I can confidently say that apart from this occasional issue, this setup works well and my bootup times are acceptable (<30 seconds). I thought hard about using NVMe for /boot and GRUB but I wanted to separate out the /home drive because it’s easier to manage that way from a backup and upgrade standpoint. At the time I set this up, I had also read that GRUB and Linux in general struggles sometimes to boot directly from NVMe, although that might no longer be true (if it ever was). It would be a significant amount of work but I could potentially change this if we can demonstrate that there’s not another workaround, but I’m pretty happy with the setup overall.
@mladen I will get back to you ASAP — I’m at work right now but I can let you know when I get back home. I used the script MrChromebox uploaded here in August 2019 in case that information is helpful in the meantime.

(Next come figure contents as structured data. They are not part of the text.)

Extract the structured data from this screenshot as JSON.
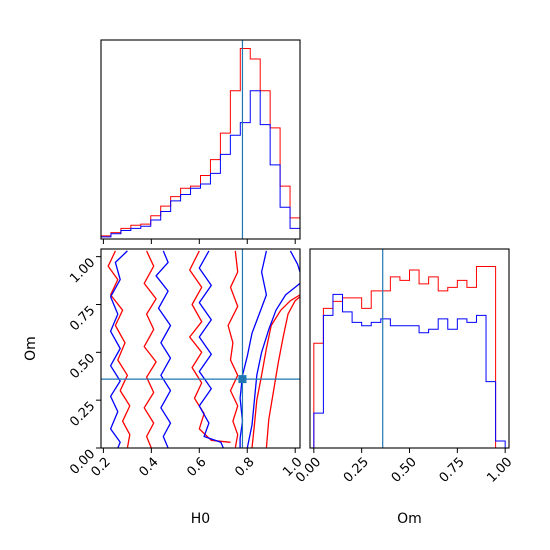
{
  "chart_data": {
    "type": "corner",
    "parameters": [
      "H0",
      "Om"
    ],
    "truth": {
      "H0": 0.78,
      "Om": 0.36
    },
    "colors": {
      "series_a": "#ff0000",
      "series_b": "#0000ff",
      "truth": "#1f77b4"
    },
    "panels": [
      {
        "id": "hist_h0",
        "type": "histogram",
        "param": "H0",
        "xlim": [
          0.19,
          1.02
        ],
        "x_ticks_labeled": false,
        "bin_edges": [
          0.19,
          0.2315,
          0.273,
          0.3145,
          0.356,
          0.3975,
          0.439,
          0.4805,
          0.522,
          0.5635,
          0.605,
          0.6465,
          0.688,
          0.7295,
          0.771,
          0.8125,
          0.854,
          0.8955,
          0.937,
          0.9785,
          1.02
        ],
        "series": [
          {
            "color": "#ff0000",
            "counts": [
              3,
              6,
              10,
              13,
              14,
              22,
              31,
              40,
              48,
              50,
              60,
              75,
              100,
              140,
              180,
              170,
              140,
              105,
              50,
              20
            ]
          },
          {
            "color": "#0000ff",
            "counts": [
              2,
              5,
              8,
              10,
              12,
              18,
              26,
              36,
              42,
              48,
              52,
              62,
              80,
              98,
              110,
              140,
              108,
              70,
              30,
              10
            ]
          }
        ]
      },
      {
        "id": "hist_om",
        "type": "histogram",
        "param": "Om",
        "xlim": [
          -0.02,
          1.02
        ],
        "x_ticks": [
          0.0,
          0.25,
          0.5,
          0.75,
          1.0
        ],
        "x_tick_labels": [
          "0.00",
          "0.25",
          "0.50",
          "0.75",
          "1.00"
        ],
        "xlabel": "Om",
        "bin_edges": [
          0.0,
          0.05,
          0.1,
          0.15,
          0.2,
          0.25,
          0.3,
          0.35,
          0.4,
          0.45,
          0.5,
          0.55,
          0.6,
          0.65,
          0.7,
          0.75,
          0.8,
          0.85,
          0.9,
          0.95,
          1.0
        ],
        "series": [
          {
            "color": "#ff0000",
            "counts": [
              150,
              200,
              210,
              215,
              215,
              200,
              225,
              225,
              245,
              240,
              255,
              235,
              245,
              225,
              230,
              240,
              230,
              260,
              260,
              0
            ]
          },
          {
            "color": "#0000ff",
            "counts": [
              50,
              190,
              220,
              195,
              180,
              175,
              180,
              185,
              175,
              175,
              175,
              165,
              170,
              185,
              170,
              185,
              180,
              190,
              95,
              10
            ]
          }
        ]
      },
      {
        "id": "contour_h0_om",
        "type": "contour",
        "xparam": "H0",
        "yparam": "Om",
        "xlim": [
          0.19,
          1.02
        ],
        "ylim": [
          0.0,
          1.04
        ],
        "x_ticks": [
          0.2,
          0.4,
          0.6,
          0.8,
          1.0
        ],
        "x_tick_labels": [
          "0.2",
          "0.4",
          "0.6",
          "0.8",
          "1.0"
        ],
        "y_ticks": [
          0.0,
          0.25,
          0.5,
          0.75,
          1.0
        ],
        "y_tick_labels": [
          "0.00",
          "0.25",
          "0.50",
          "0.75",
          "1.00"
        ],
        "xlabel": "H0",
        "ylabel": "Om",
        "contours": [
          {
            "color": "#ff0000",
            "points": [
              [
                0.25,
                1.03
              ],
              [
                0.22,
                0.95
              ],
              [
                0.26,
                0.88
              ],
              [
                0.23,
                0.8
              ],
              [
                0.28,
                0.72
              ],
              [
                0.25,
                0.64
              ],
              [
                0.29,
                0.55
              ],
              [
                0.26,
                0.46
              ],
              [
                0.3,
                0.38
              ],
              [
                0.27,
                0.3
              ],
              [
                0.31,
                0.22
              ],
              [
                0.28,
                0.14
              ],
              [
                0.31,
                0.07
              ],
              [
                0.3,
                0.0
              ]
            ]
          },
          {
            "color": "#ff0000",
            "points": [
              [
                0.38,
                1.03
              ],
              [
                0.41,
                0.95
              ],
              [
                0.37,
                0.86
              ],
              [
                0.42,
                0.78
              ],
              [
                0.38,
                0.7
              ],
              [
                0.41,
                0.62
              ],
              [
                0.37,
                0.53
              ],
              [
                0.42,
                0.45
              ],
              [
                0.38,
                0.37
              ],
              [
                0.41,
                0.29
              ],
              [
                0.37,
                0.21
              ],
              [
                0.41,
                0.13
              ],
              [
                0.38,
                0.06
              ],
              [
                0.4,
                0.0
              ]
            ]
          },
          {
            "color": "#ff0000",
            "points": [
              [
                0.6,
                1.03
              ],
              [
                0.56,
                0.93
              ],
              [
                0.61,
                0.84
              ],
              [
                0.57,
                0.75
              ],
              [
                0.61,
                0.66
              ],
              [
                0.56,
                0.58
              ],
              [
                0.61,
                0.5
              ],
              [
                0.57,
                0.42
              ],
              [
                0.61,
                0.34
              ],
              [
                0.58,
                0.26
              ],
              [
                0.62,
                0.18
              ],
              [
                0.6,
                0.1
              ],
              [
                0.65,
                0.04
              ],
              [
                0.73,
                0.03
              ]
            ]
          },
          {
            "color": "#ff0000",
            "points": [
              [
                0.75,
                1.03
              ],
              [
                0.76,
                0.92
              ],
              [
                0.73,
                0.84
              ],
              [
                0.76,
                0.74
              ],
              [
                0.72,
                0.64
              ],
              [
                0.74,
                0.55
              ],
              [
                0.73,
                0.46
              ],
              [
                0.76,
                0.38
              ],
              [
                0.73,
                0.3
              ],
              [
                0.76,
                0.22
              ],
              [
                0.74,
                0.14
              ],
              [
                0.76,
                0.07
              ],
              [
                0.75,
                0.0
              ]
            ]
          },
          {
            "color": "#ff0000",
            "points": [
              [
                0.82,
                0.0
              ],
              [
                0.83,
                0.12
              ],
              [
                0.84,
                0.25
              ],
              [
                0.86,
                0.38
              ],
              [
                0.88,
                0.52
              ],
              [
                0.9,
                0.64
              ],
              [
                0.94,
                0.72
              ],
              [
                0.98,
                0.77
              ],
              [
                1.02,
                0.8
              ]
            ]
          },
          {
            "color": "#ff0000",
            "points": [
              [
                0.88,
                0.0
              ],
              [
                0.89,
                0.15
              ],
              [
                0.91,
                0.3
              ],
              [
                0.93,
                0.45
              ],
              [
                0.95,
                0.58
              ],
              [
                0.97,
                0.7
              ],
              [
                1.0,
                0.77
              ],
              [
                1.02,
                0.79
              ]
            ]
          },
          {
            "color": "#0000ff",
            "points": [
              [
                0.3,
                1.03
              ],
              [
                0.25,
                0.97
              ],
              [
                0.27,
                0.88
              ],
              [
                0.23,
                0.79
              ],
              [
                0.26,
                0.7
              ],
              [
                0.23,
                0.61
              ],
              [
                0.27,
                0.52
              ],
              [
                0.23,
                0.43
              ],
              [
                0.27,
                0.35
              ],
              [
                0.23,
                0.27
              ],
              [
                0.26,
                0.19
              ],
              [
                0.23,
                0.1
              ],
              [
                0.27,
                0.03
              ],
              [
                0.26,
                0.0
              ]
            ]
          },
          {
            "color": "#0000ff",
            "points": [
              [
                0.45,
                1.03
              ],
              [
                0.47,
                0.97
              ],
              [
                0.42,
                0.9
              ],
              [
                0.47,
                0.82
              ],
              [
                0.43,
                0.73
              ],
              [
                0.48,
                0.64
              ],
              [
                0.44,
                0.55
              ],
              [
                0.48,
                0.47
              ],
              [
                0.44,
                0.38
              ],
              [
                0.48,
                0.3
              ],
              [
                0.44,
                0.21
              ],
              [
                0.48,
                0.13
              ],
              [
                0.45,
                0.06
              ],
              [
                0.47,
                0.0
              ]
            ]
          },
          {
            "color": "#0000ff",
            "points": [
              [
                0.64,
                1.03
              ],
              [
                0.6,
                0.94
              ],
              [
                0.65,
                0.85
              ],
              [
                0.6,
                0.76
              ],
              [
                0.65,
                0.67
              ],
              [
                0.6,
                0.58
              ],
              [
                0.65,
                0.49
              ],
              [
                0.6,
                0.4
              ],
              [
                0.65,
                0.31
              ],
              [
                0.6,
                0.22
              ],
              [
                0.64,
                0.13
              ],
              [
                0.62,
                0.06
              ],
              [
                0.69,
                0.03
              ],
              [
                0.7,
                0.0
              ]
            ]
          },
          {
            "color": "#0000ff",
            "points": [
              [
                0.88,
                1.03
              ],
              [
                0.86,
                0.92
              ],
              [
                0.88,
                0.8
              ],
              [
                0.85,
                0.7
              ],
              [
                0.82,
                0.6
              ],
              [
                0.8,
                0.48
              ],
              [
                0.78,
                0.38
              ],
              [
                0.77,
                0.26
              ],
              [
                0.78,
                0.14
              ],
              [
                0.77,
                0.05
              ],
              [
                0.77,
                0.0
              ]
            ]
          },
          {
            "color": "#0000ff",
            "points": [
              [
                0.8,
                0.0
              ],
              [
                0.82,
                0.12
              ],
              [
                0.83,
                0.25
              ],
              [
                0.84,
                0.38
              ],
              [
                0.86,
                0.5
              ],
              [
                0.89,
                0.62
              ],
              [
                0.92,
                0.72
              ],
              [
                0.96,
                0.8
              ],
              [
                1.0,
                0.84
              ],
              [
                1.02,
                0.86
              ]
            ]
          },
          {
            "color": "#0000ff",
            "points": [
              [
                0.98,
                1.03
              ],
              [
                1.01,
                0.96
              ],
              [
                1.02,
                0.92
              ]
            ]
          }
        ]
      }
    ]
  }
}
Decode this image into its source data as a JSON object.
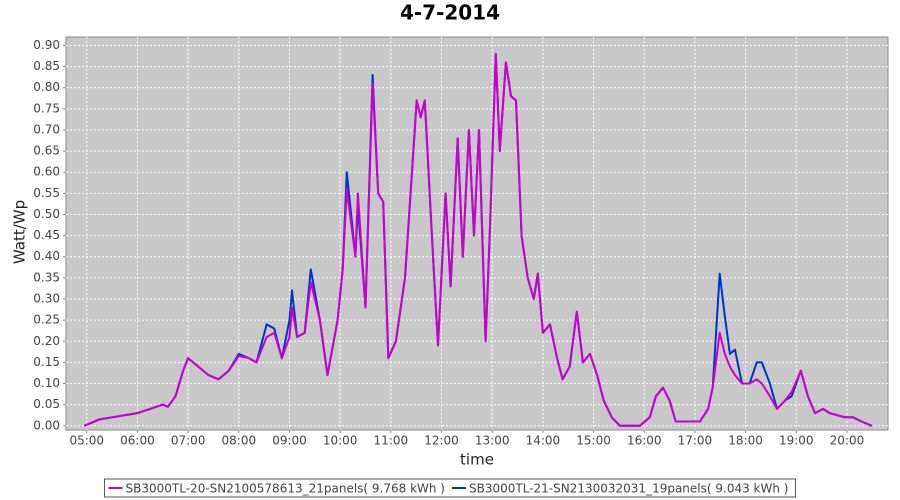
{
  "chart_data": {
    "type": "line",
    "title": "4-7-2014",
    "x_label": "time",
    "y_label": "Watt/Wp",
    "xlim": [
      4.59,
      20.81
    ],
    "ylim": [
      -0.01,
      0.92
    ],
    "grid": true,
    "legend": "bottom",
    "background": "#c8c8c8",
    "xticks": [
      {
        "value": 5,
        "label": "05:00"
      },
      {
        "value": 6,
        "label": "06:00"
      },
      {
        "value": 7,
        "label": "07:00"
      },
      {
        "value": 8,
        "label": "08:00"
      },
      {
        "value": 9,
        "label": "09:00"
      },
      {
        "value": 10,
        "label": "10:00"
      },
      {
        "value": 11,
        "label": "11:00"
      },
      {
        "value": 12,
        "label": "12:00"
      },
      {
        "value": 13,
        "label": "13:00"
      },
      {
        "value": 14,
        "label": "14:00"
      },
      {
        "value": 15,
        "label": "15:00"
      },
      {
        "value": 16,
        "label": "16:00"
      },
      {
        "value": 17,
        "label": "17:00"
      },
      {
        "value": 18,
        "label": "18:00"
      },
      {
        "value": 19,
        "label": "19:00"
      },
      {
        "value": 20,
        "label": "20:00"
      }
    ],
    "yticks": [
      {
        "value": 0,
        "label": "0.00"
      },
      {
        "value": 0.05,
        "label": "0.05"
      },
      {
        "value": 0.1,
        "label": "0.10"
      },
      {
        "value": 0.15,
        "label": "0.15"
      },
      {
        "value": 0.2,
        "label": "0.20"
      },
      {
        "value": 0.25,
        "label": "0.25"
      },
      {
        "value": 0.3,
        "label": "0.30"
      },
      {
        "value": 0.35,
        "label": "0.35"
      },
      {
        "value": 0.4,
        "label": "0.40"
      },
      {
        "value": 0.45,
        "label": "0.45"
      },
      {
        "value": 0.5,
        "label": "0.50"
      },
      {
        "value": 0.55,
        "label": "0.55"
      },
      {
        "value": 0.6,
        "label": "0.60"
      },
      {
        "value": 0.65,
        "label": "0.65"
      },
      {
        "value": 0.7,
        "label": "0.70"
      },
      {
        "value": 0.75,
        "label": "0.75"
      },
      {
        "value": 0.8,
        "label": "0.80"
      },
      {
        "value": 0.85,
        "label": "0.85"
      },
      {
        "value": 0.9,
        "label": "0.90"
      }
    ],
    "x": [
      4.95,
      5.25,
      5.5,
      5.75,
      6.0,
      6.25,
      6.5,
      6.6,
      6.75,
      6.9,
      7.0,
      7.2,
      7.4,
      7.6,
      7.8,
      8.0,
      8.2,
      8.35,
      8.55,
      8.7,
      8.85,
      9.0,
      9.05,
      9.15,
      9.3,
      9.42,
      9.6,
      9.75,
      9.95,
      10.05,
      10.13,
      10.3,
      10.35,
      10.5,
      10.64,
      10.75,
      10.85,
      10.95,
      11.1,
      11.28,
      11.51,
      11.59,
      11.67,
      11.81,
      11.93,
      12.08,
      12.18,
      12.32,
      12.42,
      12.54,
      12.64,
      12.74,
      12.87,
      12.95,
      13.07,
      13.15,
      13.27,
      13.37,
      13.47,
      13.58,
      13.7,
      13.82,
      13.9,
      14.0,
      14.14,
      14.28,
      14.39,
      14.53,
      14.67,
      14.79,
      14.93,
      15.07,
      15.2,
      15.36,
      15.52,
      15.91,
      16.11,
      16.23,
      16.37,
      16.5,
      16.62,
      16.9,
      17.1,
      17.26,
      17.35,
      17.49,
      17.59,
      17.69,
      17.79,
      17.93,
      18.08,
      18.22,
      18.32,
      18.48,
      18.62,
      18.78,
      18.91,
      19.09,
      19.23,
      19.37,
      19.53,
      19.66,
      19.96,
      20.12,
      20.29,
      20.49
    ],
    "series": [
      {
        "name": "SB3000TL-20-SN2100578613_21panels( 9.768 kWh )",
        "color": "#cc00cc",
        "values": [
          0,
          0.015,
          0.02,
          0.025,
          0.03,
          0.04,
          0.05,
          0.045,
          0.07,
          0.13,
          0.16,
          0.14,
          0.12,
          0.11,
          0.13,
          0.165,
          0.16,
          0.15,
          0.21,
          0.22,
          0.16,
          0.21,
          0.28,
          0.21,
          0.22,
          0.34,
          0.25,
          0.12,
          0.25,
          0.37,
          0.56,
          0.4,
          0.55,
          0.28,
          0.81,
          0.55,
          0.53,
          0.16,
          0.2,
          0.35,
          0.77,
          0.73,
          0.77,
          0.45,
          0.19,
          0.55,
          0.33,
          0.68,
          0.4,
          0.7,
          0.45,
          0.7,
          0.2,
          0.45,
          0.88,
          0.65,
          0.86,
          0.78,
          0.77,
          0.45,
          0.35,
          0.3,
          0.36,
          0.22,
          0.24,
          0.16,
          0.11,
          0.14,
          0.27,
          0.15,
          0.17,
          0.12,
          0.06,
          0.02,
          0,
          0,
          0.02,
          0.07,
          0.09,
          0.06,
          0.01,
          0.01,
          0.01,
          0.04,
          0.09,
          0.22,
          0.17,
          0.14,
          0.12,
          0.1,
          0.1,
          0.11,
          0.1,
          0.07,
          0.04,
          0.06,
          0.08,
          0.13,
          0.07,
          0.03,
          0.04,
          0.03,
          0.02,
          0.02,
          0.01,
          0
        ]
      },
      {
        "name": "SB3000TL-21-SN2130032031_19panels( 9.043 kWh )",
        "color": "#0033cc",
        "values": [
          0,
          0.015,
          0.02,
          0.025,
          0.03,
          0.04,
          0.05,
          0.045,
          0.07,
          0.13,
          0.16,
          0.14,
          0.12,
          0.11,
          0.13,
          0.17,
          0.16,
          0.15,
          0.24,
          0.23,
          0.16,
          0.25,
          0.32,
          0.21,
          0.22,
          0.37,
          0.25,
          0.12,
          0.25,
          0.37,
          0.6,
          0.4,
          0.52,
          0.28,
          0.83,
          0.55,
          0.53,
          0.16,
          0.2,
          0.35,
          0.77,
          0.73,
          0.77,
          0.45,
          0.19,
          0.55,
          0.33,
          0.68,
          0.4,
          0.7,
          0.45,
          0.7,
          0.2,
          0.45,
          0.88,
          0.65,
          0.86,
          0.78,
          0.77,
          0.45,
          0.35,
          0.3,
          0.36,
          0.22,
          0.24,
          0.16,
          0.11,
          0.14,
          0.27,
          0.15,
          0.17,
          0.12,
          0.06,
          0.02,
          0,
          0,
          0.02,
          0.07,
          0.09,
          0.06,
          0.01,
          0.01,
          0.01,
          0.04,
          0.09,
          0.36,
          0.26,
          0.17,
          0.18,
          0.1,
          0.1,
          0.15,
          0.15,
          0.1,
          0.04,
          0.06,
          0.07,
          0.13,
          0.07,
          0.03,
          0.04,
          0.03,
          0.02,
          0.02,
          0.01,
          0
        ]
      }
    ]
  }
}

@kieran That’s a good point. I’ll go through old kernels and see if I can reproduce it. I think that at some point GRUB or something else resolves it, but it happens regularly enough that I’m sure it will come back. I’ll try tonight! Unfortunately once it resolves it seems to stop happening for that kernel version. However, I might be able to reinstall a kernel that I had a problem with before and see if I can make it happen that way.
Any other thoughts on how to go about the troubleshooting process? At the moment I’m not sure what the next steps should be. I’ll definitely provide the information above as soon as I can.
It almost certainly was true at one point of time in the past - a completely new disk technology will flummox a BIOS that has no code to support it! However it hasn’t been true in general for a few years. My oldest computer that I actually boot from NVMe was purchased in 2016.
Obviously any computer where it is a valid configuration to have a single disk drive that is an NVMe drive must be able to boot from it.
However that doesn’t tell you when NVMe support was specifically available in Coreboot.
Anyway let’s leave that and accept that it is set up the way it is set up.
@mladen Updated coreboot; problem unfortunately still occurs. I fear flashing: it terrifyingly failed to get to the BIOS the first two times I started the computer afterwards, and now the initial splash screen is blurry, off center, and with a large black box to the right. Hopefully I’ll figure that out later.
I noticed while testing that the same kernel versions which cause indefinite hangs sometimes inexplicably succeed without any problem. So I do have kernels I can test with, since repeated boots seem to eventually trigger the event.